Yo no hubiese llamado a este lugar con el nombre de cine. No hubiese colgado el cartel de cine afuera de la habitación alfombrada con sillones de abuela donde llevo a mi perro a ver películas en un idioma del que apenas empecé a distinguir los sonidos.
Pero es tiempo, y costumbre, que los sonidos empiecen a separarse unos de otros, incomprensibles pero ya no una masa continua e informe, y que yo le diga a esto 'kino'. El lugar donde Zeit y yo venimos los domingos, todos, como a una misa.
Apenas la gente sale de la función anterior, ya nos metemos en la sala. Así estamos un rato solos. No tan solos, Zeit, yo, la cerveza y el calor humano atrapado por los insonorizantes.

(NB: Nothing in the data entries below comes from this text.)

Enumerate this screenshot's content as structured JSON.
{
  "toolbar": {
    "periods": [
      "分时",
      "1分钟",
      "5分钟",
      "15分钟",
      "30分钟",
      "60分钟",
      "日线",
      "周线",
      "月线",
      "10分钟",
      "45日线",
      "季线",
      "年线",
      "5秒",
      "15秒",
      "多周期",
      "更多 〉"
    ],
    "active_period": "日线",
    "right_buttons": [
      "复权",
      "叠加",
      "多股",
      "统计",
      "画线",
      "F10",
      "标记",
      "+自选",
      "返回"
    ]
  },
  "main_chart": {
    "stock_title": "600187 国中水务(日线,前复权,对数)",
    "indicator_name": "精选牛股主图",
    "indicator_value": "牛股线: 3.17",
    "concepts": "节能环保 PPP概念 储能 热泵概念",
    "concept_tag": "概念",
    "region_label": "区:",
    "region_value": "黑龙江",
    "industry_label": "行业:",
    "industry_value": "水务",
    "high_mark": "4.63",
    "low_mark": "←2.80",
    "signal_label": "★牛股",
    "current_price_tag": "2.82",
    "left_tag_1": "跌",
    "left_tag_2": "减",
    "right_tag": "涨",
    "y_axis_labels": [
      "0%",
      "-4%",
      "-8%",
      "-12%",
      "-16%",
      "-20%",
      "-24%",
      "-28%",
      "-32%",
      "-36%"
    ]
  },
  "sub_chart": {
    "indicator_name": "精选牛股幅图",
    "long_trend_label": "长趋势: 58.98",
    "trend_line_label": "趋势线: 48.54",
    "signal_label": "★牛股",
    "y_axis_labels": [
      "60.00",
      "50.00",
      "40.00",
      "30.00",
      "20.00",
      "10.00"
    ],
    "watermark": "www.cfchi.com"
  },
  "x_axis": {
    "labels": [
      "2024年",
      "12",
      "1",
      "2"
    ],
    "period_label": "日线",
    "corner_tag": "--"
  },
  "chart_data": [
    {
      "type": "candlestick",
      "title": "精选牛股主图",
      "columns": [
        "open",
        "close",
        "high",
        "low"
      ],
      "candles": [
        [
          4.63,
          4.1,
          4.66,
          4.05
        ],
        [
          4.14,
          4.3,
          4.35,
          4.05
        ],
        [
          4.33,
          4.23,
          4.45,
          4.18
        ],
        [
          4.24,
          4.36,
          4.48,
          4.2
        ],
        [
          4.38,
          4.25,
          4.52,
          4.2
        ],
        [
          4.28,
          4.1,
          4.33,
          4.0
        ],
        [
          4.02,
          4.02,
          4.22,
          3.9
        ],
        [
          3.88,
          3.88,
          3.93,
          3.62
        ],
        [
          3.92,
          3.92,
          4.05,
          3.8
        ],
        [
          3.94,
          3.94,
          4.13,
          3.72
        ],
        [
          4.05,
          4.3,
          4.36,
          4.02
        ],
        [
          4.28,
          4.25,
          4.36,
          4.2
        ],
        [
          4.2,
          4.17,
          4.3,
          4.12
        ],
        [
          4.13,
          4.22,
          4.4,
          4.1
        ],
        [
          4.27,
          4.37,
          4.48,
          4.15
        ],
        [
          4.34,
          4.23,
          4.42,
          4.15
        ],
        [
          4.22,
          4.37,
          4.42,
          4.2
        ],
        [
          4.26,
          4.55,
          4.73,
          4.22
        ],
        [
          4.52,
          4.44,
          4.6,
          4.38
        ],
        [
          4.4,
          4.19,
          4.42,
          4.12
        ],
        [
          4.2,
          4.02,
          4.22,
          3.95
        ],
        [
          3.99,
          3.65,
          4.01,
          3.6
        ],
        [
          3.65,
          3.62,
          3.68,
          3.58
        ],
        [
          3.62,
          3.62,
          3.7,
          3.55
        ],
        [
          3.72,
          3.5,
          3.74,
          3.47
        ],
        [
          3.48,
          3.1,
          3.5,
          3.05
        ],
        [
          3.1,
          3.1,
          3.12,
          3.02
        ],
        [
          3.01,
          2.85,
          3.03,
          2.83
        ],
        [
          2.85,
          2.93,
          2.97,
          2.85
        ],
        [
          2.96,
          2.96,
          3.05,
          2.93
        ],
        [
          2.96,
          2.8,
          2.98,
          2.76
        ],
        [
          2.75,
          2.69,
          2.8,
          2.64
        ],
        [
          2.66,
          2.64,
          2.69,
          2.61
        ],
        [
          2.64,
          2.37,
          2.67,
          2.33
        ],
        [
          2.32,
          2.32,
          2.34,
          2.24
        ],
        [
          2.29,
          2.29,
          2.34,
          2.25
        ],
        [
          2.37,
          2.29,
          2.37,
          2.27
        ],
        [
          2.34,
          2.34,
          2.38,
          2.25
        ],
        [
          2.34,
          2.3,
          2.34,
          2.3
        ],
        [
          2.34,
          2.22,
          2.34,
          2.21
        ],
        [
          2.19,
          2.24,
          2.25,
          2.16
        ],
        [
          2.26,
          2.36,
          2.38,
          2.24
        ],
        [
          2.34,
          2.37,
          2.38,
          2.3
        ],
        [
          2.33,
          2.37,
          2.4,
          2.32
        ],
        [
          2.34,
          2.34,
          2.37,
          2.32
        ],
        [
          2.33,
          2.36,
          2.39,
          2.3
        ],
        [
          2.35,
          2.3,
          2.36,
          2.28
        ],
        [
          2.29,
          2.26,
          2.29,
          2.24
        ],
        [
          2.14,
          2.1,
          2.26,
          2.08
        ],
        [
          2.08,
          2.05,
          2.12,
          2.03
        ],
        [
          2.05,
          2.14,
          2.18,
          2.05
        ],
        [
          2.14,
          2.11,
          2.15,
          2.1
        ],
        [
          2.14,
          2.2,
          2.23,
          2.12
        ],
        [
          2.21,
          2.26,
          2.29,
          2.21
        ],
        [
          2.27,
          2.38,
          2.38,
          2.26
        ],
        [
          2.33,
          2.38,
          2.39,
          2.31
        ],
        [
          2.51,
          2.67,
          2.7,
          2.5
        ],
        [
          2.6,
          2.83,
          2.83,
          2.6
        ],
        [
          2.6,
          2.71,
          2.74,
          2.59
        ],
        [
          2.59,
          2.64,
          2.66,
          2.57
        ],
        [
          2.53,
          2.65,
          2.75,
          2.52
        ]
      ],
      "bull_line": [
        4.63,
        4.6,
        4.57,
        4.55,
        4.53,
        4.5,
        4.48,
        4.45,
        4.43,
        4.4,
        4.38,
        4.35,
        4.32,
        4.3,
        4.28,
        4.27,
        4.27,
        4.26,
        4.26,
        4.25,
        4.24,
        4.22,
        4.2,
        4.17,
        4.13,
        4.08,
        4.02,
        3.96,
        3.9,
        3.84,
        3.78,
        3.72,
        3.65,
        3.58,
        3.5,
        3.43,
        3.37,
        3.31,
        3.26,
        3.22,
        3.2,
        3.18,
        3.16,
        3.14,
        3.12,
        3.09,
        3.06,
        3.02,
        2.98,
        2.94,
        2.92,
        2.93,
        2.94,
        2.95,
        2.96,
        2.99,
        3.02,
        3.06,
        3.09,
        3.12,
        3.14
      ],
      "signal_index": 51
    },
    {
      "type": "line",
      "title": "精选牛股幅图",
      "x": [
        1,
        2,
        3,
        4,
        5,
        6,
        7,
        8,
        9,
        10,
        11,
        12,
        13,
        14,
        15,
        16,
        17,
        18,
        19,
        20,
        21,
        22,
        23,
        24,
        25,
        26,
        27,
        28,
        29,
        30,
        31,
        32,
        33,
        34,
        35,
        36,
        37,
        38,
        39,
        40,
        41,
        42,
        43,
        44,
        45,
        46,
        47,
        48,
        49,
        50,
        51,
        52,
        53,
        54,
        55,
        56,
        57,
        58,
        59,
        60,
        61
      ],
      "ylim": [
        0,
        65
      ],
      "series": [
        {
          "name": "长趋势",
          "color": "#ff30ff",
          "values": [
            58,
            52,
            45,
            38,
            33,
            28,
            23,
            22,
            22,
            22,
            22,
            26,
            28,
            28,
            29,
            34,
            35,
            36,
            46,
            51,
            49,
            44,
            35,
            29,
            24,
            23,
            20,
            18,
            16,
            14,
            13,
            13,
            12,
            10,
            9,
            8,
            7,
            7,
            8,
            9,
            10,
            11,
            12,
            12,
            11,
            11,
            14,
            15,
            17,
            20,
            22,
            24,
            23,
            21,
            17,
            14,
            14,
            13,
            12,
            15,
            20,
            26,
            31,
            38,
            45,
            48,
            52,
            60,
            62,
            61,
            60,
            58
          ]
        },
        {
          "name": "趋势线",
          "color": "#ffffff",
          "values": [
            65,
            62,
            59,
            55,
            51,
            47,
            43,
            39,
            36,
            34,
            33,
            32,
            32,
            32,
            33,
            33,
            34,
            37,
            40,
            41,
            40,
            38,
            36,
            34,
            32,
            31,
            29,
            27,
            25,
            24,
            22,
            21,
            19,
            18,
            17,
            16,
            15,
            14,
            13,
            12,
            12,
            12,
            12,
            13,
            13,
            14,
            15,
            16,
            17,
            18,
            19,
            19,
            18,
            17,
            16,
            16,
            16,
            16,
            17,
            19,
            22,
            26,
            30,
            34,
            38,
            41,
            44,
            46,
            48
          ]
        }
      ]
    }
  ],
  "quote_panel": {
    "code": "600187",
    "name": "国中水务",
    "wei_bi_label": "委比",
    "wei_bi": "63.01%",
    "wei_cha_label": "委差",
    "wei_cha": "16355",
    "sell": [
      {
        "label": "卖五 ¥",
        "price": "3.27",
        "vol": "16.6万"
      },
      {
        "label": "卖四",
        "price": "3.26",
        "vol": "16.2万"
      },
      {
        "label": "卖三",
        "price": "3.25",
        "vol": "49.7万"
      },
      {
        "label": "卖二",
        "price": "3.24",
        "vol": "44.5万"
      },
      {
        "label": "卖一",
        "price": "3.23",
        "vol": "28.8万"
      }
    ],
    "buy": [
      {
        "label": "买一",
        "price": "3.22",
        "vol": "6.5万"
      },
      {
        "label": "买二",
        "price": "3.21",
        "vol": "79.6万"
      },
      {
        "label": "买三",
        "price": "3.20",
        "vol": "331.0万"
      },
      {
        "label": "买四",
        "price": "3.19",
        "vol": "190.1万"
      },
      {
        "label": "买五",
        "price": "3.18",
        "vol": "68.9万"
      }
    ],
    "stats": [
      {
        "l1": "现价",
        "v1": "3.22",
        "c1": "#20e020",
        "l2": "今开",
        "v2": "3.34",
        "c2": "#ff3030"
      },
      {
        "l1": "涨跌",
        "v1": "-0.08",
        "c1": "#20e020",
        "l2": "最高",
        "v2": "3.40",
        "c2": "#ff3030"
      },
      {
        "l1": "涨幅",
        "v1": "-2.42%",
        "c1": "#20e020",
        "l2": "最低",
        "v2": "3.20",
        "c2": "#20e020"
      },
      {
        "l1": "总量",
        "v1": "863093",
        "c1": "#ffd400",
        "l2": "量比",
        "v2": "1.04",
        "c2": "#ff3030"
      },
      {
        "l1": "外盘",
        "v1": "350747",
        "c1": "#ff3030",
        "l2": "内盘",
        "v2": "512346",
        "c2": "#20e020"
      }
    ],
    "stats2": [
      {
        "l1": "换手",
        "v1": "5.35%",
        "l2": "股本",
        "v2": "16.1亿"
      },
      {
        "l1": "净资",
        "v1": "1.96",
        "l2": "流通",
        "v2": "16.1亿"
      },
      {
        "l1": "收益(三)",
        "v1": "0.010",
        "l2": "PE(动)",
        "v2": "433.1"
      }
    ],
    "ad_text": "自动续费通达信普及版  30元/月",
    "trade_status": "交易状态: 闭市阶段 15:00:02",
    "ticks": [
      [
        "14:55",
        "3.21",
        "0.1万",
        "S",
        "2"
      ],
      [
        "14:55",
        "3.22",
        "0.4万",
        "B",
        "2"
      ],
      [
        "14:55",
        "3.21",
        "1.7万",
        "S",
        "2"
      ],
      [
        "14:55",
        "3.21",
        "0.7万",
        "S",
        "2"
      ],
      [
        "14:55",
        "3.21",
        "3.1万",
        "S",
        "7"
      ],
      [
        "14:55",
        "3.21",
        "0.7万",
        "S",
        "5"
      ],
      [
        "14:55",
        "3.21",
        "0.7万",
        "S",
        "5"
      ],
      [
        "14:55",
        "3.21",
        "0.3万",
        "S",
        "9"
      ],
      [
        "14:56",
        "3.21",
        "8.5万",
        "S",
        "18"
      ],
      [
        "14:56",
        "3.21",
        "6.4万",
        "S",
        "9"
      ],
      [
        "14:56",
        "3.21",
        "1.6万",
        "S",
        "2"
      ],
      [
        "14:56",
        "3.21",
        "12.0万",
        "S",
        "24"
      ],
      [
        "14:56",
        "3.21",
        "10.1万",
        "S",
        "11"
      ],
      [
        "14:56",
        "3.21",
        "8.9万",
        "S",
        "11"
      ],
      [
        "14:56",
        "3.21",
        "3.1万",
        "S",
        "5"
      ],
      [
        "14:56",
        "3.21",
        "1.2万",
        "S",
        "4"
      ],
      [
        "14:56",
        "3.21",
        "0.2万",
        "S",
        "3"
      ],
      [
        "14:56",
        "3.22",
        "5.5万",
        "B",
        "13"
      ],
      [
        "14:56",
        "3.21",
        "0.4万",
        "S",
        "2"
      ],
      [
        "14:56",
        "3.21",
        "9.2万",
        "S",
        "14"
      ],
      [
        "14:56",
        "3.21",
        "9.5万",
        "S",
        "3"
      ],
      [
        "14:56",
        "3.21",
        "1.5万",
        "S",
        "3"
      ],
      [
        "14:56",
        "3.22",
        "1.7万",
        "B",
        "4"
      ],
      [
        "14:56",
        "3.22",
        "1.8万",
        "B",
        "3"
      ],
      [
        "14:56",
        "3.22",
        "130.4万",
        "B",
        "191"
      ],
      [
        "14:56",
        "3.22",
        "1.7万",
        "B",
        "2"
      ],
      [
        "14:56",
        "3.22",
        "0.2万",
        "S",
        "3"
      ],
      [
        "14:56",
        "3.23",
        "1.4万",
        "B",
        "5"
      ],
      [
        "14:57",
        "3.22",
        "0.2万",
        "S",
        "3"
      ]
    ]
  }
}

Esa habitación cambia de aire sólo cuando intercambian respiración los humanos dentro suyo.
Por capricho no elijo las películas, voy y veo lo que esté por empezar en ese horario. No importa cuál sea la película, siempre hay gente. Y si la película resulta aburrida o larga, se levantan y se van. Nosotros no, porque en la atmósfera humana y la penumbra, Zeit y yo logramos dormir, no importa cuál sea la película. Descansamos como en un abrazo, como nunca.
Pero este domingo en particular no había nadie cuando entramos y en cuanto elegimos el mejor sillón, la luz se apagó. Todo a oscuras y ni una voz que sonase desde afuera.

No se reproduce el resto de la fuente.